1、Collect the tissue and cut it into 2-4 mm pieces using scissors or a scalpel.
2、Add an appropriate volume of enzyme (dissolved in PBS) according to the enzyme’s instructions and incubate at the optimal temperature for a suitable duration.
3、Gently disperse the cells with a pipette and filter the cell suspension through a cell filter to remove cell clumps and debris.
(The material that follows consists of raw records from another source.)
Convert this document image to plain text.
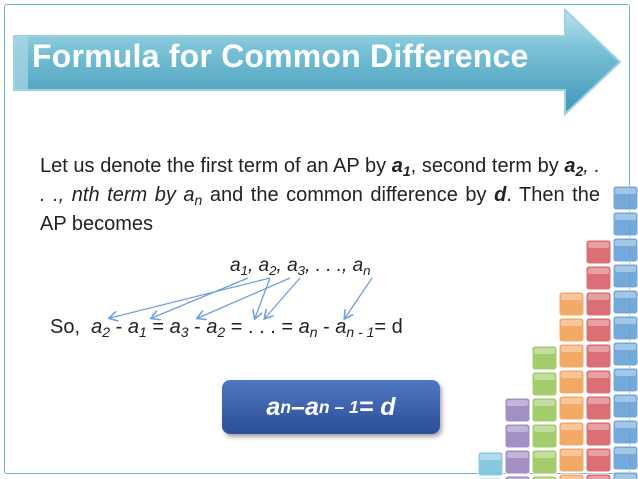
Formula for Common Difference
Let us denote the first term of an AP by $a_1$, second term by $a_2$, . . ., nth term by $a_n$ and the common difference by d. Then the AP becomes
$a_1$, $a_2$, $a_3$, . . ., $a_n$
So, $a_2 - a_1 = a_3 - a_2$ = . . . = $a_n - a_{n - 1}= d$
a n – a n – 1 = d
Collect the cell suspension in a conical tube.
4、Centrifuge the cell suspension at 300-400 x g for 4-5 minutes at 2-8°C. Discard the supernatant.
Resuspend the cell pellet in PBS.
5、Centrifuge the cells using the method described in step 4.
6、Repeat steps 5 and 6.
7、Resuspend the cell pellet in an appropriate volume of flow cytometry staining buffer or other recommended antibody staining buffer, then perform cell counting and viability analysis.
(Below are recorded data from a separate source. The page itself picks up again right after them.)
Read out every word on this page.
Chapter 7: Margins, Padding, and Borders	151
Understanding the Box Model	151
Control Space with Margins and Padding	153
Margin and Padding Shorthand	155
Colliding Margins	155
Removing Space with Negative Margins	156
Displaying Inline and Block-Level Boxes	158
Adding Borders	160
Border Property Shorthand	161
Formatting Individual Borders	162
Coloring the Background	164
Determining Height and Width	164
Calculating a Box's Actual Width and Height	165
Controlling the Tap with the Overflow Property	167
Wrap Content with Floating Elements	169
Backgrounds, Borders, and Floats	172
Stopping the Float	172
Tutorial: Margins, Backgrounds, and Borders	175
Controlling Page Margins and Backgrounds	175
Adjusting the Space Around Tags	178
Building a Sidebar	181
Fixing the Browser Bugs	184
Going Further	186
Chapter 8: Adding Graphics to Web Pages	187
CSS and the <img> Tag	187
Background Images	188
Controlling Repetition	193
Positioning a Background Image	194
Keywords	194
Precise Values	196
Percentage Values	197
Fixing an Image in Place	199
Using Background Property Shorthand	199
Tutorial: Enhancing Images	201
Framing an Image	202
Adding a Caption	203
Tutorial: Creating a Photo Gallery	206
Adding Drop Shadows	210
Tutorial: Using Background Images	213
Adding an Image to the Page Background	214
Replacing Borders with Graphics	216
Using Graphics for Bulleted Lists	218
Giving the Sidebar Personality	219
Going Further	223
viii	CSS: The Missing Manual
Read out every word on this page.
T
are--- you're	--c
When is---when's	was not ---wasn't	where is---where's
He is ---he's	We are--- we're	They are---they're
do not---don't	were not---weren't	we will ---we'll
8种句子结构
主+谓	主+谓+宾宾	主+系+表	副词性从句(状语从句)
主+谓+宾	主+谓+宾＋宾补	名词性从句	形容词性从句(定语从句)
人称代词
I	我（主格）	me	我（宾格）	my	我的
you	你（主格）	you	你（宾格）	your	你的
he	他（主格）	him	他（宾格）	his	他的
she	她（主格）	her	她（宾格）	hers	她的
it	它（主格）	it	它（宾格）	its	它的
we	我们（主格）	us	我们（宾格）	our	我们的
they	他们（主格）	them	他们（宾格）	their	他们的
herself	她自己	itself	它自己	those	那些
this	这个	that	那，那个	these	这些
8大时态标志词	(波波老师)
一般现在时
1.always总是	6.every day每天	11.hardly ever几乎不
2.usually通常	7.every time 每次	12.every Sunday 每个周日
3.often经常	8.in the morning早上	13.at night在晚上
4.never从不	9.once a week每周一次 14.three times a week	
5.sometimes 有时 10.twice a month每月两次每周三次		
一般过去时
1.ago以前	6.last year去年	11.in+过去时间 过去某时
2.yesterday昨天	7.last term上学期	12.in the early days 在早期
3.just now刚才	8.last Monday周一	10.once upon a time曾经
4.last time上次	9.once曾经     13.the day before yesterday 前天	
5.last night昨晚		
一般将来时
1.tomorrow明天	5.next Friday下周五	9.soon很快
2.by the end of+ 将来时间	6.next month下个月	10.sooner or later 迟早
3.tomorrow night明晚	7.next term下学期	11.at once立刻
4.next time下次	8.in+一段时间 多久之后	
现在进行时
8、Centrifuge the cells using the method described in step 4 and resuspend them in an appropriate volume of flow cytometry staining buffer or other preferred staining buffer to achieve a final concentration of 1 x 107 cells/mL (other cell concentrations may be applicable for different experiments).

Peripheral blood lysis

1、Dilute 10x red blood cell lysis buffer with distilled water to make 1x buffer, and prepare fresh each time.
2、Collect whole blood into an appropriate anticoagulant tube.
3、Pipette 100 μL of mixed anticoagulated blood into a flow tube.
4、Add appropriate amounts of antibodies according to the antibody’s instructions, mix well, and incubate for a suitable duration.
5、Add 2 mL of 1x FCM lysing solution, vortex and mix well.
6、Incubate at room temperature in the dark for 15 minutes.
7、Centrifuge at 300-400 x g for 5 minutes, discard the supernatant. Add 2 mL of PBS, centrifuge at 300-400 x g for 5 minutes.
8、Discard the supernatant and resuspend the cell pellet in 0.5 mL of PBS.
9、Analyze on a flow cytometer within 2 hours.